I joined just as Spare Rib was changing over from having a hierarchical structure with an editor to working as a collective. We decided together, in meetings, what to publish, but we did allocate roles and there was, for example, a fiction editor and a poetry editor. They would read the many submissions and put forward a selection to the collective. If there was something strong that they didn’t personally like, they would put that up for discussion too. It was time-consuming, but not as time-consuming as the whole collective having to read everything!

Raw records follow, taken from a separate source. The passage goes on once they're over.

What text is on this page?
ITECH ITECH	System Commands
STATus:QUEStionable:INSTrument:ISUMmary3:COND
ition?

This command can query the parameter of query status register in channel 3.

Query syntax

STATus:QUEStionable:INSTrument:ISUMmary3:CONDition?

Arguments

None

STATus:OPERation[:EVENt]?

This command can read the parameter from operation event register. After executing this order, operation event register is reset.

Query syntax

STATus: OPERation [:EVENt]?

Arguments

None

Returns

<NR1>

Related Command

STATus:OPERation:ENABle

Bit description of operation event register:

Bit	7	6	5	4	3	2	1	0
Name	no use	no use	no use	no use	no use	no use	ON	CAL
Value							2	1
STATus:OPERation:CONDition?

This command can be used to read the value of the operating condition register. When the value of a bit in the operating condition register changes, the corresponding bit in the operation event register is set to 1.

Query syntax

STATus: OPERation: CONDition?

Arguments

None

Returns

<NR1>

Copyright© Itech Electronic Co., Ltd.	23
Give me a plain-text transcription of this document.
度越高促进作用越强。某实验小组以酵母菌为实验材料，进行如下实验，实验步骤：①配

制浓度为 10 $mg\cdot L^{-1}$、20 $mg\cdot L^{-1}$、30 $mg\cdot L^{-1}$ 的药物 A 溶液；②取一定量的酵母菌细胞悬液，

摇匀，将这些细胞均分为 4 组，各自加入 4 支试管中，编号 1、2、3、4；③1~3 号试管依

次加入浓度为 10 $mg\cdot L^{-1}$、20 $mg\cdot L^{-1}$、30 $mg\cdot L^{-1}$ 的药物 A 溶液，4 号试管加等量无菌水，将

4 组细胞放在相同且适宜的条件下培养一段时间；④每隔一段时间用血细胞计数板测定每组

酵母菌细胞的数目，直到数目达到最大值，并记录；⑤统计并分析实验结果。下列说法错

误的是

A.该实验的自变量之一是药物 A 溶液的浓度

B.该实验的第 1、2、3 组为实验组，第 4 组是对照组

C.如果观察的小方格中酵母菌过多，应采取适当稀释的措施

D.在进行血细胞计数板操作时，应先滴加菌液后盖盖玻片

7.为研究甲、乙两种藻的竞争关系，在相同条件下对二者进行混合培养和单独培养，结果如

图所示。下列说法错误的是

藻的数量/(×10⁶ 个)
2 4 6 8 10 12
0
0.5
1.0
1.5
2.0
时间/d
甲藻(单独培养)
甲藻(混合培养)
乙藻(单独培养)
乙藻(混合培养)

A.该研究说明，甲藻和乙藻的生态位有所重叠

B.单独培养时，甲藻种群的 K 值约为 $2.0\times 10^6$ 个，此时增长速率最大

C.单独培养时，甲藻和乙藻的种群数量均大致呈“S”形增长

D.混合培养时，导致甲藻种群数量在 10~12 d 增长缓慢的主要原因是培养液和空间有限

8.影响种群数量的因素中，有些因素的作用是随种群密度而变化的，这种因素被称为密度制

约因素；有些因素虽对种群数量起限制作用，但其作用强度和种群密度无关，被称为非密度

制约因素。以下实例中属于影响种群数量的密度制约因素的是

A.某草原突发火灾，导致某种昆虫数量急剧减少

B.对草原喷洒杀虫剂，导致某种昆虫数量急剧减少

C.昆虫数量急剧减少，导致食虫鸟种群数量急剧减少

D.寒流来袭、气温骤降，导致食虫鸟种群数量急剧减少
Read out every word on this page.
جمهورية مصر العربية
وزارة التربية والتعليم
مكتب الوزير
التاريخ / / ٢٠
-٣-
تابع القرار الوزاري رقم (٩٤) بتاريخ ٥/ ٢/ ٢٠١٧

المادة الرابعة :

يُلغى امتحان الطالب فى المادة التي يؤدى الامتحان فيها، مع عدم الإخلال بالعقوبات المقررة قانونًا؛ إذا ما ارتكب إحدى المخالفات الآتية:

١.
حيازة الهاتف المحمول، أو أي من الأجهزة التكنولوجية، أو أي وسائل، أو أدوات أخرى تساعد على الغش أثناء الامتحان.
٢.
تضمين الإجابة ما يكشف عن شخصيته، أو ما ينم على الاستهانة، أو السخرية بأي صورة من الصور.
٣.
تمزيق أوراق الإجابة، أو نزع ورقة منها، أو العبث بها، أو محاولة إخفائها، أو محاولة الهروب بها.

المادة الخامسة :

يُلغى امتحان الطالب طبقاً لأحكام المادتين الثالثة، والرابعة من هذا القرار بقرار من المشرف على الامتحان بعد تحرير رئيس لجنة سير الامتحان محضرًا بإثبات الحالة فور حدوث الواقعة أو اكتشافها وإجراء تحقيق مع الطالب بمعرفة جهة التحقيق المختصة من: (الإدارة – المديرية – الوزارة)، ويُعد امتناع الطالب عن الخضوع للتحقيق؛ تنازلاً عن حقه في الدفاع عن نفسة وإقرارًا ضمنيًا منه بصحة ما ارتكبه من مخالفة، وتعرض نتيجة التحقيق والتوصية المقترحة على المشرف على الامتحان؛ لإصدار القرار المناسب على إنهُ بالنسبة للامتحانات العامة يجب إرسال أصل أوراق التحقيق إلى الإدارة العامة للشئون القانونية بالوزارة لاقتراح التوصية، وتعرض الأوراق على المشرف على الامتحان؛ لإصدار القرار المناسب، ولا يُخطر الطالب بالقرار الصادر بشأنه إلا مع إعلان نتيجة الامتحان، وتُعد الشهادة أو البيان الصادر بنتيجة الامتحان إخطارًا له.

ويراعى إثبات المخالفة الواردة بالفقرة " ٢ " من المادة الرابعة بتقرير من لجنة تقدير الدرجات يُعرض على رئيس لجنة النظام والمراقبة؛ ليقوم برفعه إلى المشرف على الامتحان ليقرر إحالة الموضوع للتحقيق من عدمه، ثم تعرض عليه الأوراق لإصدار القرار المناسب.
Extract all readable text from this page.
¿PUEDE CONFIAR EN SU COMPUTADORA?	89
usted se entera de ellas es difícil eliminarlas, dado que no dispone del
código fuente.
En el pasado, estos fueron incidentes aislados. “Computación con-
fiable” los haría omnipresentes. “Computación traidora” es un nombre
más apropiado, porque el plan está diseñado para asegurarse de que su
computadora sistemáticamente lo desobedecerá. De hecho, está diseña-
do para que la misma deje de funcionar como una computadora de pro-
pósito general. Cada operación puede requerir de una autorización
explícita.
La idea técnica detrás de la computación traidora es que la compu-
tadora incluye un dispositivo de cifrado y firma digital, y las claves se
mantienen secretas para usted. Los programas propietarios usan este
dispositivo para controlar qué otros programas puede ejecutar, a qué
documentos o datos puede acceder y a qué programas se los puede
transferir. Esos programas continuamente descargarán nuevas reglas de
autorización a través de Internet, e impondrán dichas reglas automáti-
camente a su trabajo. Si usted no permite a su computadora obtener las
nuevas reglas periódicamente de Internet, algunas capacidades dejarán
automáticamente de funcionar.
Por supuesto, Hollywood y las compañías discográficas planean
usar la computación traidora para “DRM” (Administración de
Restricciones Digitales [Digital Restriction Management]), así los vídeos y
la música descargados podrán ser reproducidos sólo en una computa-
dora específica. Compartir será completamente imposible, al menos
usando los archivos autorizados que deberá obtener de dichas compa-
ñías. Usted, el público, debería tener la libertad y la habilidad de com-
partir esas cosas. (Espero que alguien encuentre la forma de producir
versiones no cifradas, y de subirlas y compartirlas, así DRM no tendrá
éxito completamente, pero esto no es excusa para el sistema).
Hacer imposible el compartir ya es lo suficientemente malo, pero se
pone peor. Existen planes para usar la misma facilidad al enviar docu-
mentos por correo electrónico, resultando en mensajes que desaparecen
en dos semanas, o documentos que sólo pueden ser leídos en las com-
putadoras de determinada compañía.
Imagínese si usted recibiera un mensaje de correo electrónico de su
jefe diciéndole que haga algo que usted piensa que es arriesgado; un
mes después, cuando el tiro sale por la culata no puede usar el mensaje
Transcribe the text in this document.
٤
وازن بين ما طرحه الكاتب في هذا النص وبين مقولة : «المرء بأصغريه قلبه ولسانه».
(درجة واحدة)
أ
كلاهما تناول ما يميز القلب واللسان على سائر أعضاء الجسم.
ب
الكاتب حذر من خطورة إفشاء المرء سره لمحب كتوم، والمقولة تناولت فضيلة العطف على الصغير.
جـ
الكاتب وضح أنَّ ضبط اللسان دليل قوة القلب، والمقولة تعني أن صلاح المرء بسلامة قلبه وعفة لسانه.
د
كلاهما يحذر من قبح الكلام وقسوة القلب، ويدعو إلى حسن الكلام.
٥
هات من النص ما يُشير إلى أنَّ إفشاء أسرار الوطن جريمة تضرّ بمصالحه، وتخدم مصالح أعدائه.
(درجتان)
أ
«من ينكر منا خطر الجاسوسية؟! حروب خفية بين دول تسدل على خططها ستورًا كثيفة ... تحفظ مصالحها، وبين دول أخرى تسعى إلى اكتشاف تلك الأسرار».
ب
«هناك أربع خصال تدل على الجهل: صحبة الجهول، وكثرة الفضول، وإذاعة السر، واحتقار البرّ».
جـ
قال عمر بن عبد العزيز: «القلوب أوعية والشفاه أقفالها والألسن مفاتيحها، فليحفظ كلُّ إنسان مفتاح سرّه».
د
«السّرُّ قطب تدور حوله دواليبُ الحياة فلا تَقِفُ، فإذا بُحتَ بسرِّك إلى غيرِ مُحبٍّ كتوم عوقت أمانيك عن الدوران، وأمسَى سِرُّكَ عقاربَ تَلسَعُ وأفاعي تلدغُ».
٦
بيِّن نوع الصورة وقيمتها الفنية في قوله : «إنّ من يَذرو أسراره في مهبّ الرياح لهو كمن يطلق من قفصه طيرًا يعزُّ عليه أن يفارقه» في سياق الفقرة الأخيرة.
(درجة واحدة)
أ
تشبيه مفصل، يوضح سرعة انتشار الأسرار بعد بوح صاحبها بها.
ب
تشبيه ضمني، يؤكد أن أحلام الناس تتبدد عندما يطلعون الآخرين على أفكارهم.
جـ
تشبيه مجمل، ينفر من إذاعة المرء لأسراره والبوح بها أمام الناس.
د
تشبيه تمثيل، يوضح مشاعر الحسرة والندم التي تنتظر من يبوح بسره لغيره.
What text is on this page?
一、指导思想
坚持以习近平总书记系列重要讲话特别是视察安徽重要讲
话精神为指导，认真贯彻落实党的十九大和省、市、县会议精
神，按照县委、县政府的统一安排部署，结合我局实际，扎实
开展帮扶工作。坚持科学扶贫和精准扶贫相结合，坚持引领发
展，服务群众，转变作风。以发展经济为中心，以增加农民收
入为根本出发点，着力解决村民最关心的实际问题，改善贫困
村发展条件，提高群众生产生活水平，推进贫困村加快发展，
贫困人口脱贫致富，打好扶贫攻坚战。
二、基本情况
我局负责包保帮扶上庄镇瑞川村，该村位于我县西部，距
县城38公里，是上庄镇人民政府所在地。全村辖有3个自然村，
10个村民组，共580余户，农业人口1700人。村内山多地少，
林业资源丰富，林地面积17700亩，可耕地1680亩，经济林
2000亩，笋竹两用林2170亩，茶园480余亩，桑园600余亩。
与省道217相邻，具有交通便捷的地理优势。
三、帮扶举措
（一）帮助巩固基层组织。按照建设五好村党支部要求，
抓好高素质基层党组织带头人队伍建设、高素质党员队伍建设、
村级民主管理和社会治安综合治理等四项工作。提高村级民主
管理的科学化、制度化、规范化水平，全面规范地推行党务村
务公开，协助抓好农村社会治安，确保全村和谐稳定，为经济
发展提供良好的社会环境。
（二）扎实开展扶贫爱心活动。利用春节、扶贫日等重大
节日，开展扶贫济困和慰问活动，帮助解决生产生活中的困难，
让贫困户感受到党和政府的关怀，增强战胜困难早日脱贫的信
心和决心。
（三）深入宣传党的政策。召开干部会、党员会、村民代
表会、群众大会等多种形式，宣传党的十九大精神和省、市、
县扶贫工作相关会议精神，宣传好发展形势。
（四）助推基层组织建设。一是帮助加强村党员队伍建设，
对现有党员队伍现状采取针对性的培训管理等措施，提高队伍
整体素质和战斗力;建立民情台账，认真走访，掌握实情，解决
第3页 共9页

This was a boom-time for women’s fiction and poetry. Virago, The Women’s Press and Onlywomen Press were just starting up, followed by Sheba Feminist Publishers. Women had so much to say. Spare Rib’s reviews played a significant role in evaluating work and getting it noticed by a wider audience, but encouraging and publishing creative writing was important too. I remember for example working with Ann Oosthuizen on her long story, ‘Bones’, about being widowed at 38. She had not been published before and we both found the collaboration very rewarding; she has since had two novels and many stories published. I wasn’t fiction editor as such – at the time that was Alison Fell, the Scottish novelist and poet. Zoe Fairbairns (whose first novel, Benefits, would come out in 1979) edited the poetry section when I was on Spare Rib, followed by Michele Roberts, now a well-known poet and novelist. Michele says she felt honoured to be appointed as Spare Rib’s poetry editor, but found the lengthy collective discussions about choosing which poems to publish each month difficult and sometimes frustrating.
As well as new writers like Helen Dunmore, Alison Light and Gillian Allnutt, Spare Rib featured already well-established authors and feminist heroines – women like Alice Walker and Fay Weldon, Eva Figes, Nawal El Saadawi and Robin Morgan.
Though many women did go on to write more, that was not the aim so much as to provide a platform for many women’s voices to be heard, in a magazine that could be read by anyone, picked up on a newsstand next to that month’s Cosmopolitan or Woman’s Own.